I lift my eyes from furious scrawling to make contact with his.  He peers at me and closes his mouth tight, lips pouting.  I reply, “Um, I don’t know…what he thinks, I mean.  I don’t think you are.”

His lips part slightly and stretch into a quiet grin.

“Do you have any role models or inspirations?”

“My mother, but my main role model is me.  My mother has made me, helped me, become who I am.”  He briefly mentions lesser gods of particular arenas—Trump, Spielberg—but returns quickly to himself.  “When I was in Central America, the economy collapsed and the prices dropped.  I stood outside the store, on the street, and sold things myself.”  He holds up an invisible item in one hand, and waves the other hand in a summoning gesture.  He stares over my shoulder, shouting prices and a sales pitch to an unseen customer.  “I’m willing to do whatever it takes.”

“We’re almost finished.  If you could be just one thing, and were forced to give up all your other pursuits, what would you be?

“Whatever is financially secure.”

“What if money were not an issue, you were guaranteed security and success?”

He groans and smiles, “Ugh, that’s a tough one.  I think rock star.  Or pop star.  You know, a rock-pop star.  Or any kind of star, really, but a super star.  Not just an ordinary star.  Yes, I would be a mega, super star.”

Our interview ends.
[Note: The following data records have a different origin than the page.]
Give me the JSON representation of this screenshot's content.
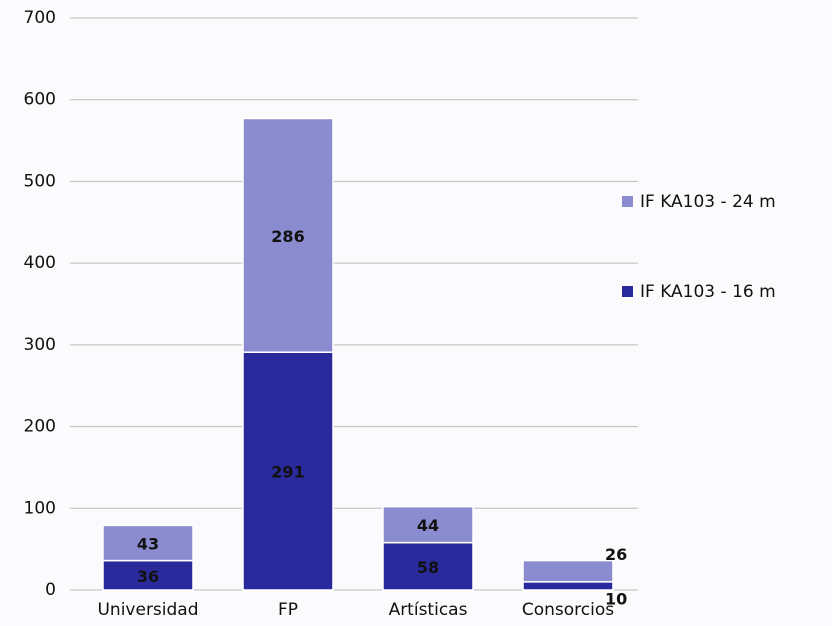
{
  "chart_data": {
    "type": "stacked_bar",
    "categories": [
      "Universidad",
      "FP",
      "Artísticas",
      "Consorcios"
    ],
    "series": [
      {
        "name": "IF KA103 - 16 m",
        "color": "#2b2a9c",
        "values": [
          36,
          291,
          58,
          10
        ]
      },
      {
        "name": "IF KA103 - 24 m",
        "color": "#8b8bd0",
        "values": [
          43,
          286,
          44,
          26
        ]
      }
    ],
    "ylim": [
      0,
      700
    ],
    "yticks": [
      0,
      100,
      200,
      300,
      400,
      500,
      600,
      700
    ],
    "grid": true
  }
}
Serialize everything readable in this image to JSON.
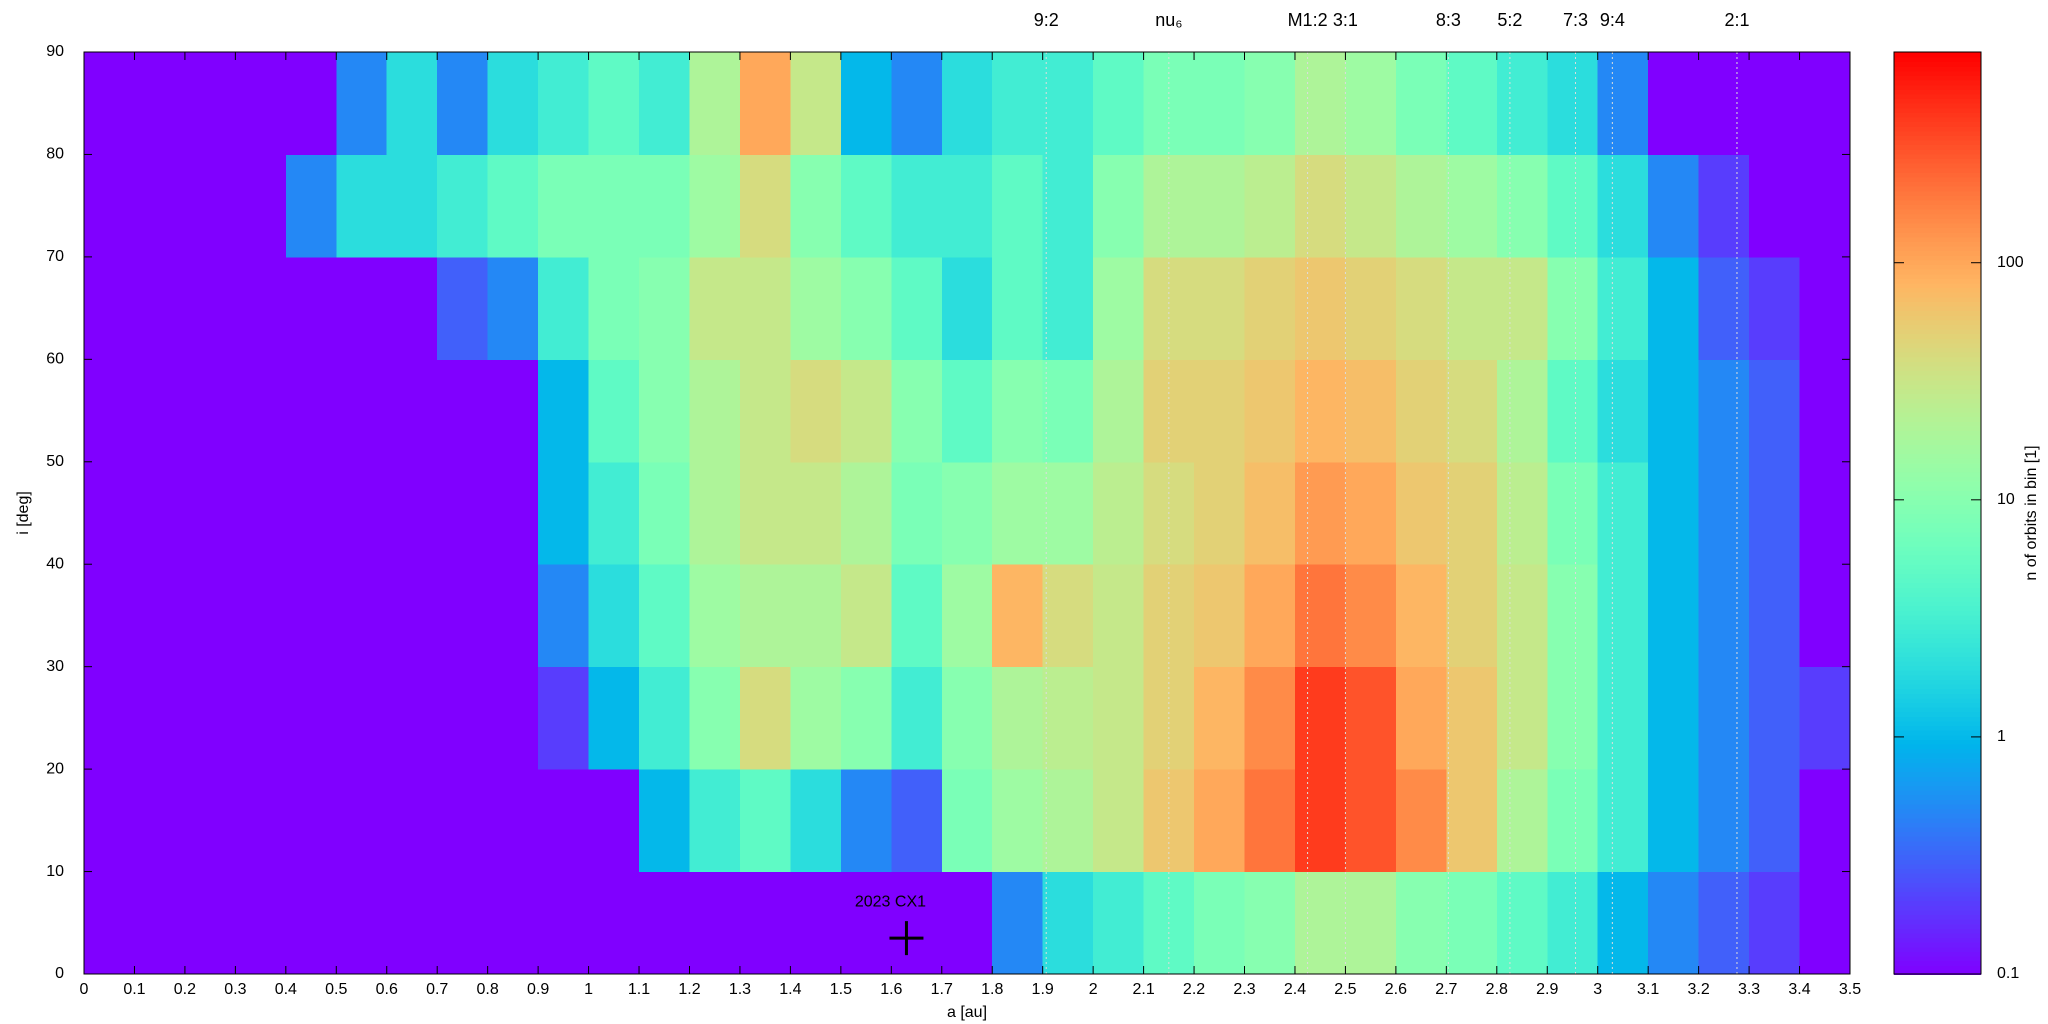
{
  "chart_data": {
    "type": "heatmap",
    "xlabel": "a [au]",
    "ylabel": "i [deg]",
    "colorbar_label": "n of orbits in bin [1]",
    "colormap": "rainbow",
    "zscale": "log",
    "xlim": [
      0,
      3.5
    ],
    "ylim": [
      0,
      90
    ],
    "zlim": [
      0.1,
      774
    ],
    "xticks": [
      0,
      0.1,
      0.2,
      0.3,
      0.4,
      0.5,
      0.6,
      0.7,
      0.8,
      0.9,
      1,
      1.1,
      1.2,
      1.3,
      1.4,
      1.5,
      1.6,
      1.7,
      1.8,
      1.9,
      2,
      2.1,
      2.2,
      2.3,
      2.4,
      2.5,
      2.6,
      2.7,
      2.8,
      2.9,
      3,
      3.1,
      3.2,
      3.3,
      3.4,
      3.5
    ],
    "yticks": [
      0,
      10,
      20,
      30,
      40,
      50,
      60,
      70,
      80,
      90
    ],
    "zticks": [
      0.1,
      1,
      10,
      100
    ],
    "x_edges": [
      0,
      0.1,
      0.2,
      0.3,
      0.4,
      0.5,
      0.6,
      0.7,
      0.8,
      0.9,
      1,
      1.1,
      1.2,
      1.3,
      1.4,
      1.5,
      1.6,
      1.7,
      1.8,
      1.9,
      2,
      2.1,
      2.2,
      2.3,
      2.4,
      2.5,
      2.6,
      2.7,
      2.8,
      2.9,
      3,
      3.1,
      3.2,
      3.3,
      3.4,
      3.5
    ],
    "y_edges": [
      0,
      10,
      20,
      30,
      40,
      50,
      60,
      70,
      80,
      90
    ],
    "z": [
      [
        0.1,
        0.1,
        0.1,
        0.1,
        0.1,
        0.1,
        0.1,
        0.1,
        0.1,
        0.1,
        0.1,
        0.1,
        0.1,
        0.1,
        0.1,
        0.1,
        0.1,
        0.1,
        0.5,
        2,
        3,
        5,
        8,
        10,
        20,
        20,
        10,
        8,
        5,
        3,
        1,
        0.5,
        0.3,
        0.2,
        0.1
      ],
      [
        0.1,
        0.1,
        0.1,
        0.1,
        0.1,
        0.1,
        0.1,
        0.1,
        0.1,
        0.1,
        0.1,
        1,
        3,
        5,
        2,
        0.5,
        0.3,
        8,
        15,
        20,
        30,
        60,
        100,
        200,
        400,
        300,
        150,
        60,
        20,
        8,
        3,
        1,
        0.5,
        0.3,
        0.1
      ],
      [
        0.1,
        0.1,
        0.1,
        0.1,
        0.1,
        0.1,
        0.1,
        0.1,
        0.1,
        0.2,
        1,
        3,
        10,
        40,
        15,
        10,
        3,
        10,
        20,
        25,
        30,
        50,
        80,
        150,
        400,
        300,
        100,
        60,
        30,
        10,
        3,
        1,
        0.5,
        0.3,
        0.2
      ],
      [
        0.1,
        0.1,
        0.1,
        0.1,
        0.1,
        0.1,
        0.1,
        0.1,
        0.1,
        0.5,
        2,
        5,
        15,
        20,
        20,
        30,
        5,
        15,
        80,
        40,
        30,
        50,
        60,
        100,
        200,
        150,
        80,
        50,
        30,
        10,
        3,
        1,
        0.5,
        0.3,
        0.1
      ],
      [
        0.1,
        0.1,
        0.1,
        0.1,
        0.1,
        0.1,
        0.1,
        0.1,
        0.1,
        1,
        3,
        8,
        20,
        30,
        30,
        20,
        8,
        10,
        15,
        15,
        25,
        40,
        50,
        70,
        120,
        100,
        60,
        50,
        25,
        8,
        3,
        1,
        0.5,
        0.3,
        0.1
      ],
      [
        0.1,
        0.1,
        0.1,
        0.1,
        0.1,
        0.1,
        0.1,
        0.1,
        0.1,
        1,
        5,
        10,
        20,
        30,
        40,
        30,
        10,
        5,
        10,
        8,
        20,
        50,
        50,
        60,
        80,
        70,
        50,
        40,
        20,
        5,
        2,
        1,
        0.5,
        0.3,
        0.1
      ],
      [
        0.1,
        0.1,
        0.1,
        0.1,
        0.1,
        0.1,
        0.1,
        0.3,
        0.5,
        3,
        8,
        10,
        30,
        30,
        15,
        10,
        5,
        2,
        5,
        3,
        15,
        40,
        40,
        50,
        60,
        50,
        40,
        30,
        30,
        10,
        3,
        1,
        0.3,
        0.2,
        0.1
      ],
      [
        0.1,
        0.1,
        0.1,
        0.1,
        0.5,
        2,
        2,
        3,
        5,
        8,
        8,
        8,
        15,
        40,
        10,
        5,
        3,
        3,
        5,
        3,
        10,
        20,
        20,
        25,
        40,
        30,
        20,
        15,
        10,
        5,
        2,
        0.5,
        0.2,
        0.1,
        0.1
      ],
      [
        0.1,
        0.1,
        0.1,
        0.1,
        0.1,
        0.5,
        2,
        0.5,
        2,
        3,
        5,
        3,
        20,
        100,
        30,
        1,
        0.5,
        2,
        3,
        3,
        5,
        8,
        8,
        10,
        20,
        15,
        8,
        5,
        3,
        2,
        0.5,
        0.1,
        0.1,
        0.1,
        0.1
      ]
    ],
    "resonances": [
      {
        "name": "9:2",
        "a": 1.907
      },
      {
        "name": "nu₆",
        "a": 2.15
      },
      {
        "name": "M1:2",
        "a": 2.425
      },
      {
        "name": "3:1",
        "a": 2.5
      },
      {
        "name": "8:3",
        "a": 2.704
      },
      {
        "name": "5:2",
        "a": 2.826
      },
      {
        "name": "7:3",
        "a": 2.956
      },
      {
        "name": "9:4",
        "a": 3.029
      },
      {
        "name": "2:1",
        "a": 3.276
      }
    ],
    "marker": {
      "label": "2023 CX1",
      "a": 1.63,
      "i": 3.5
    }
  }
}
He wraps up with a subtle tribute to the full spectrum of his truth.  “Good or bad, I have no regrets.  Everything that happened made me who I am.  No regrets—I like that.  It’s a nice way to wrap things up.  You should end it there.”

“I agree,” I quietly reply.


[1] I didn’t actually acknowledge myself as a friend during the first draft, attempting to distance myself for effect.  Upon review, he scolded me and insisted I deliberate the truthful details of our becoming very good friends.

[2] After observation, I realize my wisecrack more accurate than he initially claims; he used the name as an alias while escorting, but also refers to all former escort clientele as “Jimmy.”

[3] According to close friends, his actual age is 37.  As the story goes, an error at the DMV while renewing his driver’s license shaved off ten years, and he’s consistently maintained the story since.  His true age, at this point, is entirely unknown.

[4] Weeks later, I googled the term “CS teargas” and uncovered its ban in over 70 countries.  Also known as “super tear gas” by the United States military, it contains orthochlorabenzalmalonitrile, and extensive documentation confirms its deadly potential.  I also discovered that the United States continues its use, but mixes 7% capsicum oil (pepper spray) for that added “kick.”

[5] I heard this story a week ago, on a break between films.  He had saved $200 toward purchasing a car when his father intervened and offered, in exchange for the money he already earned, the keys and title to the car of his choice.  He refused, and insisted on earning the money himself.